To find the probability that a randomly selected parcel will take less than 48 minutes to deliver, we need to calculate the z-score and then find the corresponding probability from the standard normal distribution table.
Step 1: Calculate the z-score.
The z-score formula is given by:
z = (X - μ) / σ
Where:
X is the value we want to find the probability for (48 minutes in this case)
μ is the mean (45 minutes)
σ is the standard deviation (8 minutes)
Substituting the values into the formula:
z = (48 - 45) / 8 = 0.375
Step 2: Find the probability using the z-score.
Using the standard normal distribution table, we can find the probability corresponding to the z-score of 0.375.
Looking at the table, the closest value we can find is 0.6499 (corresponding to z = 0.37), and the next closest is 0.6554 (corresponding to z = 0.38).
To estimate the probability for z = 0.375, we can estimate it as the average of the probabilities for z = 0.37 and z = 0.38.
Estimated probability = (0.6499 + 0.6554) / 2 = 0.65265 (approximately)

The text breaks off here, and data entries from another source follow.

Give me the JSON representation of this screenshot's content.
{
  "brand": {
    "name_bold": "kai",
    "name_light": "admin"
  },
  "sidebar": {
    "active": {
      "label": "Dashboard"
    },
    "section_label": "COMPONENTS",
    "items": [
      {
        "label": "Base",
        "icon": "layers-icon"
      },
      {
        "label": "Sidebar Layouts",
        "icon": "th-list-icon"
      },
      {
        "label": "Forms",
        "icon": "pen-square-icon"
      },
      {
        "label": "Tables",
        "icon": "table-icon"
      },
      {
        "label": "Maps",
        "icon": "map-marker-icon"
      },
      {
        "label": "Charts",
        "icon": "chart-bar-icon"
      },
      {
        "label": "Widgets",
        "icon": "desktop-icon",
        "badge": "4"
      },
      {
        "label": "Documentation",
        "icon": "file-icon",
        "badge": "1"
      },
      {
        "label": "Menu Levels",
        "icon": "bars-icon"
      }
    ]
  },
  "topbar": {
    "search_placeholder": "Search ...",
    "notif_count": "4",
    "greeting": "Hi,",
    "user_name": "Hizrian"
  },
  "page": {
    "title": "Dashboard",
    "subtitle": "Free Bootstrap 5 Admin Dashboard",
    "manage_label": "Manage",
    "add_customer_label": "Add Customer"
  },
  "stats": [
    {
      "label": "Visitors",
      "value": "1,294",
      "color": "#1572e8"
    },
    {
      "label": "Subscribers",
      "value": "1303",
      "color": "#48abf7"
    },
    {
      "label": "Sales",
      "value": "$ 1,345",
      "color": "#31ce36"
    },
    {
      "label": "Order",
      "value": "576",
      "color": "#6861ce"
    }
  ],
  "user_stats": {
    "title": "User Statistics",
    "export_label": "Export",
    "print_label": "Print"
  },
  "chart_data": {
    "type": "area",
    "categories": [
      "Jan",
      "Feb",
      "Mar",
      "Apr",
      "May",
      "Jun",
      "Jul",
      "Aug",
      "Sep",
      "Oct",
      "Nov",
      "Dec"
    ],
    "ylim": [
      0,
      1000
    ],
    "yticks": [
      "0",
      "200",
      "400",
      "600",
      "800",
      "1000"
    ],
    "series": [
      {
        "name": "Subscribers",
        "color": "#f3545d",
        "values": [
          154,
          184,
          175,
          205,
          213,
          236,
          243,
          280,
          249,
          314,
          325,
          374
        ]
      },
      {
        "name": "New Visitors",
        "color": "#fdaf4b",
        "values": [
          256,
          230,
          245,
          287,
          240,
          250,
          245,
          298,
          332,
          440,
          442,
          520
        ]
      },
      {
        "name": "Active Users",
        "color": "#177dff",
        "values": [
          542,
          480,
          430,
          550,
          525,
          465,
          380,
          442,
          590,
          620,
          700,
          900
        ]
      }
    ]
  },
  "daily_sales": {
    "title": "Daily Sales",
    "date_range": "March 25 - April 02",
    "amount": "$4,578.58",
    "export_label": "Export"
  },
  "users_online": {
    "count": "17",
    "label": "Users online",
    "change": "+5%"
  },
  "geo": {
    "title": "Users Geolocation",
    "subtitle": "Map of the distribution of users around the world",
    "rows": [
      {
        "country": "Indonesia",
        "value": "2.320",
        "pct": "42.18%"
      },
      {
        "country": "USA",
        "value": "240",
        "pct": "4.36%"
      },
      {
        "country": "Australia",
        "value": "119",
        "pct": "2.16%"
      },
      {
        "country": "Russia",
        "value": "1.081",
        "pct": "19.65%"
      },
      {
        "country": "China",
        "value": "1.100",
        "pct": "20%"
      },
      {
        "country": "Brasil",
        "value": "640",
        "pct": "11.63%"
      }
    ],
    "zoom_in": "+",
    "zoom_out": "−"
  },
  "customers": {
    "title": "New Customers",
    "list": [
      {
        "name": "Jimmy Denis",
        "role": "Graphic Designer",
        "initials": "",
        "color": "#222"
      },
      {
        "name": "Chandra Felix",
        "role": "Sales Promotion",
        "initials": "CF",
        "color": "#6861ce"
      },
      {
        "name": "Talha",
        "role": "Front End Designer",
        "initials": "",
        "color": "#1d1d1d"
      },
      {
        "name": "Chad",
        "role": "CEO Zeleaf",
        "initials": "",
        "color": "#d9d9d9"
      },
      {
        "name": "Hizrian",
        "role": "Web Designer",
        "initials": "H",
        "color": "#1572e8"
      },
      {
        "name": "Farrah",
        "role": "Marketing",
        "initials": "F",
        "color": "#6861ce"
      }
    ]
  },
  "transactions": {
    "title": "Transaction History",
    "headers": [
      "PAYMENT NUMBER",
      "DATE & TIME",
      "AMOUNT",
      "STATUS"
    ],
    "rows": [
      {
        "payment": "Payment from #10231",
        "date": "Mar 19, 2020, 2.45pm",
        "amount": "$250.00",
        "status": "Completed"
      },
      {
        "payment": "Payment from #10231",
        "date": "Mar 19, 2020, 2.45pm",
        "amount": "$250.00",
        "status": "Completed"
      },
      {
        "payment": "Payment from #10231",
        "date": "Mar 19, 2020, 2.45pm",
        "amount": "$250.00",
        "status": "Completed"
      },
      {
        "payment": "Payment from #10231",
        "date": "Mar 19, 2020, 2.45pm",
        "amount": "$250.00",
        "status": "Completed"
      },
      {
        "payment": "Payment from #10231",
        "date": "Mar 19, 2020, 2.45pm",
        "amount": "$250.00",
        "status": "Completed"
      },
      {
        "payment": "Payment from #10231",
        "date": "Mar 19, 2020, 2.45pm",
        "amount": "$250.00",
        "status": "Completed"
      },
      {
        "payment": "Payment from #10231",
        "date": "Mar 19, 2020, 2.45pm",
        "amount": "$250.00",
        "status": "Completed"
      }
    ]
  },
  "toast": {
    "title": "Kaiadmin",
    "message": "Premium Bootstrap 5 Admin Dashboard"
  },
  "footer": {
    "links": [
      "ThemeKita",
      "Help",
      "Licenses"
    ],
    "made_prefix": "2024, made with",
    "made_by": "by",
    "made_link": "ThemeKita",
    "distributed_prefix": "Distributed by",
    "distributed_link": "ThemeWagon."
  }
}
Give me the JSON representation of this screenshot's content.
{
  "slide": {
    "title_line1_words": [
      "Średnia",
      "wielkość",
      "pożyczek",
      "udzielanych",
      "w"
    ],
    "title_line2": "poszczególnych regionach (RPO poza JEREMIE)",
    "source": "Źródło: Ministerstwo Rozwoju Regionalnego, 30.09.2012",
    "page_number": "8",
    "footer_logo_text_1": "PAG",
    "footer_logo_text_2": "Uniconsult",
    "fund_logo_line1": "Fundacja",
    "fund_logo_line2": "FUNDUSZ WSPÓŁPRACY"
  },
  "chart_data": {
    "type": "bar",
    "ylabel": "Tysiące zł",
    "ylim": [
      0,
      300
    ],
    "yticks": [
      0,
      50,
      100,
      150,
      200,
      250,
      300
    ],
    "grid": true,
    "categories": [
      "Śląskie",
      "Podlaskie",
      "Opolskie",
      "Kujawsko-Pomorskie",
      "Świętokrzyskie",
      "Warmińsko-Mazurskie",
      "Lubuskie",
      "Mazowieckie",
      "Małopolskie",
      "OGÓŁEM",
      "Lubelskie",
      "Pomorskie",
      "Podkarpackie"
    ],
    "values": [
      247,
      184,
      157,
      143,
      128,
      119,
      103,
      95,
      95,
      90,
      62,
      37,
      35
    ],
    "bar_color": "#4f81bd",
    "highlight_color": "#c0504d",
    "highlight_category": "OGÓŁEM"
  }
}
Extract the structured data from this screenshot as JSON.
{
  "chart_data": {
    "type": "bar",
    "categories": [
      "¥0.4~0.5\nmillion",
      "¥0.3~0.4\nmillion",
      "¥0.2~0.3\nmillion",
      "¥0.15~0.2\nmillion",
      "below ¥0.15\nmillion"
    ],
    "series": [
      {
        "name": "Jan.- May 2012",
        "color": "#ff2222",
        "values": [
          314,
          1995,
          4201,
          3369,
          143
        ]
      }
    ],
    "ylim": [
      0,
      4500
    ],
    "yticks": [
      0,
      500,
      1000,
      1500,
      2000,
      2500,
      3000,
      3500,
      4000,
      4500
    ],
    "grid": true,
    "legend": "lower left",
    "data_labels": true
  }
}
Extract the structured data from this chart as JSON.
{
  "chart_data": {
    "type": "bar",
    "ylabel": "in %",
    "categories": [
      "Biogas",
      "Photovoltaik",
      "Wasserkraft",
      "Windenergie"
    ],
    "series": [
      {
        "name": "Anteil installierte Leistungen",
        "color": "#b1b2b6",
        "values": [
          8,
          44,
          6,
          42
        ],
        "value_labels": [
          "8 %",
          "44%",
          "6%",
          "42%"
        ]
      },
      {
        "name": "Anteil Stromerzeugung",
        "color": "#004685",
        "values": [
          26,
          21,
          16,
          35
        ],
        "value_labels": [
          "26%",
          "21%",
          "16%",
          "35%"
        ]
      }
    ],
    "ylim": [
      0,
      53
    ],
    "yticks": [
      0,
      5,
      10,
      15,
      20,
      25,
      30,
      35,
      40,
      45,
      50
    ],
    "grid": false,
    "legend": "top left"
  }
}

So, the probability that a randomly selected parcel will take less than 48 minutes to deliver is approximately 0.65265 or 65.27% (to two decimal places).
To find the probability that a randomly selected parcel will take less than 48 minutes to deliver, we need to use the standard normal distribution table (also known as the Z-table) or a calculator that can calculate normal distribution probabilities.
Step 1: Standardize the value using the standard normal distribution formula:
Z = (X - μ) / σ
Where:
Z: Standardized value
X: Given value
μ: Mean
σ: Standard deviation
In this case:
X = 48 minutes
μ = 45 minutes
σ = 8 minutes
So, we have:
Z = (48 - 45) / 8 = 3/8 = 0.375
Step 2: Use the Z-table or a calculator to find the probability. Looking up the value of Z = 0.375 in the Z-table, we find that the corresponding probability is 0.6480.
Therefore, the probability that a randomly selected parcel will take less than 48 minutes to deliver is 0.6480, or approximately 64.80%.